As shown in Fig. 4A, the potentiation effect of NRG1 on eIPSCs was abolished in hippocampal slices from PV-Cre;ErbB4−/− mice, indicating a critical role for NRG1/ErbB4 signaling in PV-positive neurons to regulate GABAergic transmission. Hippocampal LTP was enhanced in PV-Cre;ErbB4−/− slices in comparison to those of control littermates (Fig. 4B). This result agrees with an earlier report of ErbB4 null mutation (8) and underscores PV-positive neurons as a possible cellular target. Importantly, NRG1 was unable to suppress LTP in PV-Cre;ErbB4−/− hippocampal slices (Fig. 4B), suggesting that NRG1 suppression of LTP requires ErbB4 in PV-positive neurons. Together, these pieces of in vivo evidence support a working model in which NRG1 activates ErbB4 in PV-positive neurons to facilitate GABAergic transmission, and thus suppresses LTP. To determine whether NRG1 malfunction in the hippocampus could cause relevant cognitive deficits, we measured contextual fear conditioning, a behavior implicated in hippocampal function, in PV-Cre;ErbB4−/− mice.

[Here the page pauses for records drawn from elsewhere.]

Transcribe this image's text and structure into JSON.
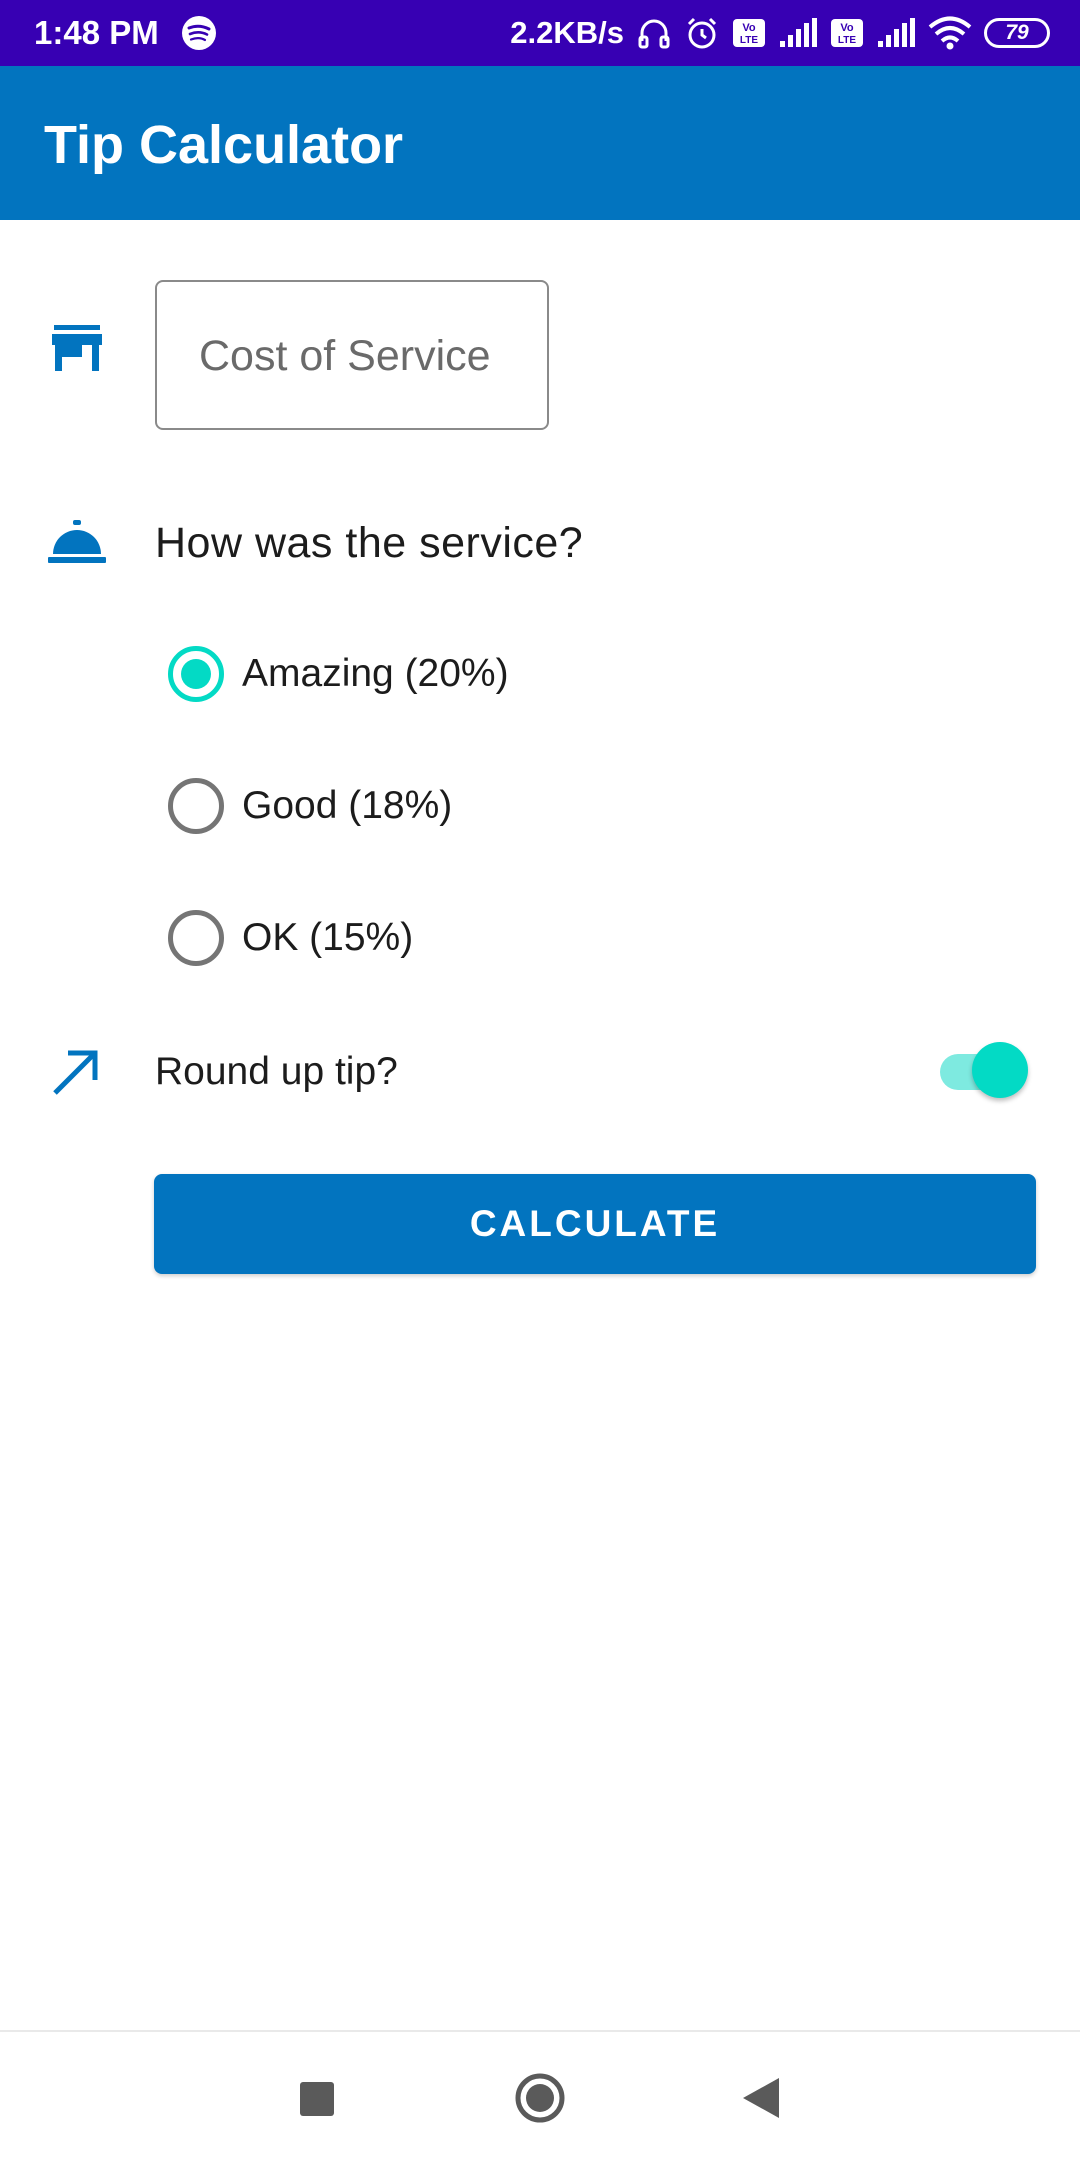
{
  "status_bar": {
    "time": "1:48 PM",
    "net_speed": "2.2KB/s",
    "battery": "79",
    "icons": [
      "spotify-icon",
      "headphones-icon",
      "alarm-icon",
      "volte-icon",
      "signal-icon",
      "volte-icon",
      "signal-icon",
      "wifi-icon",
      "battery-icon"
    ]
  },
  "app_bar": {
    "title": "Tip Calculator"
  },
  "form": {
    "cost_placeholder": "Cost of Service",
    "cost_value": "",
    "service_question": "How was the service?",
    "options": [
      {
        "label": "Amazing (20%)",
        "checked": true
      },
      {
        "label": "Good (18%)",
        "checked": false
      },
      {
        "label": "OK (15%)",
        "checked": false
      }
    ],
    "round_up_label": "Round up tip?",
    "round_up_on": true,
    "calculate_label": "CALCULATE"
  },
  "colors": {
    "status_bar": "#3700b3",
    "primary": "#0274bf",
    "accent": "#03dac5"
  },
  "nav_bar": {
    "icons": [
      "recents-icon",
      "home-icon",
      "back-icon"
    ]
  }
}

As shown in Fig. 5A, the mutant mice were impaired in this behavior, suggesting problems in associating learning and memory when ErbB4 is ablated in PV-positive neurons.
Fig. 4.
Ablation of ErbB4 in PV-positive neurons prevents NRG1 from increasing GABAergic transmission and suppressing LTP. (A) Representative eIPSC traces from control and PV-Cre;ErbB4−/− mice. (Right) Quantitative analysis of data with eIPSCs before application of 100% NRG1 (n = 9 for control; n = 8 for PV-Cre;ErbB4−/− mice). (B) Normalized fEPSP slopes from control and NRG1-treated hippocampal slices of indicated mice. (Right) Quantitative data (n = 4–6 slices). (C) NRG1 regulation of eIPSCs in CaMKII-Cre;ErbB4−/− mice. eIPSCs were recorded from CaMKII-Cre;ErbB4−/− mice (n = 9) or control littermates (n = 5). (D) NRG1 suppression of LTP induction in CaMKII-Cre;ErbB4−/− mice. Shown was % potentiation of fEPSP slopes that were recorded as Fig. 1 (n = 4–5 slices). *P < 0.05; **P < 0.01.
Fig. 5.
Impaired contextual fear conditioning in PV-Cre;ErbB4−/− but not CaMKII-Cre;ErbB4−/− mice. (A) Memory for contextual training measured 24 h after training was reduced in PV-Cre;ErbB4−/− mice (n = 6) compared with control littermates (n = 7). (B) Memory for contextual training measured 24 h after training was not changed in CaMKII-Cre;ErbB4−/− mice (n = 6) compared with control littermates (n = 6). *P < 0.05.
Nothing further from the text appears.